The federal agreement to scour Navy archives comes just a month after Assemblyman William Colton (D–Bensonhurst) dredged up the half-century-old story of a barge that capsized in the bay in 1954, reportedly sending more than 200 tons of live ammunition to the bottom.

News accounts from the era reported that most of the live ammunition was cleaned up, but Colton and Rep. Vito Fossella (R–Bay Ridge) asked the Department of Defense to make absolutely sure before the city begins dredging the bay to make way for the large, trash-hauling barges that will dock at the station, to be located on Shore Parkway at 26th Avenue.

The feds complied.

“My office has already assembled a team including our Naval historian, explosive ordnance experts, and the Army Corps of Engineers dredging experts, who are actively collecting this data,” Assistant Secretary of the Navy BJ Penn wrote to the lawmakers this week.

The waste-transfer station is a central element in Mayor Bloomberg’s garbage plan, which the Council approved last year.

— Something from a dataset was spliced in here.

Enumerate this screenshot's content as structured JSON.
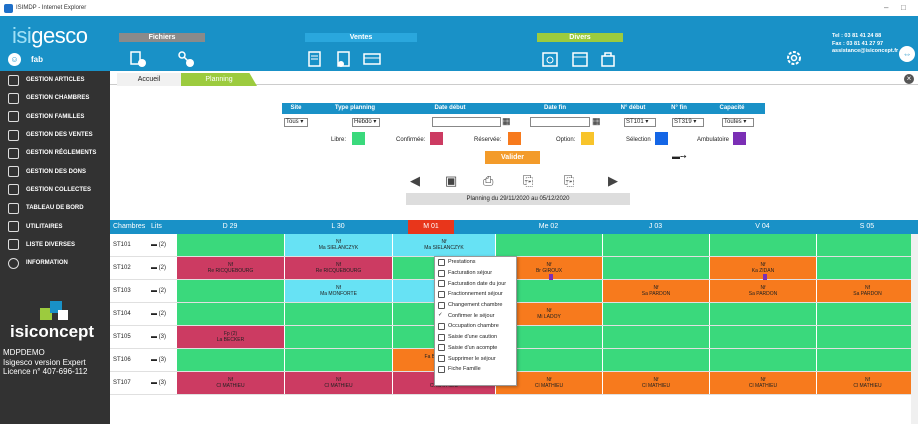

A spokeswoman for the Department of Sanitation said that even though the transfer station would be located two miles from the site of the overturned vessel, the city would take the results of the investigation into account.

Meanwhile, a noted environmental lawyer has joined Colton’s crusade to stop the garbage-transfer station.

Attorney Joel Kupferman and Colton have called on the federal government to declare Gravesend Bay a “Superfund Site,” citing over 30 years of illegal incineration at the defunct Southwest Brooklyn incinerator.

Any success on that front would result in a mandatory clean-up of the site, which would further delay the construction of the waste transfer station — possibly long enough to force the city to find a new site.

“Nothing short of an enormous environmental assessment and remediation program can help undo the damage that an illegal incinerator has done to Gravesend Bay for over 30 years,” said Colton.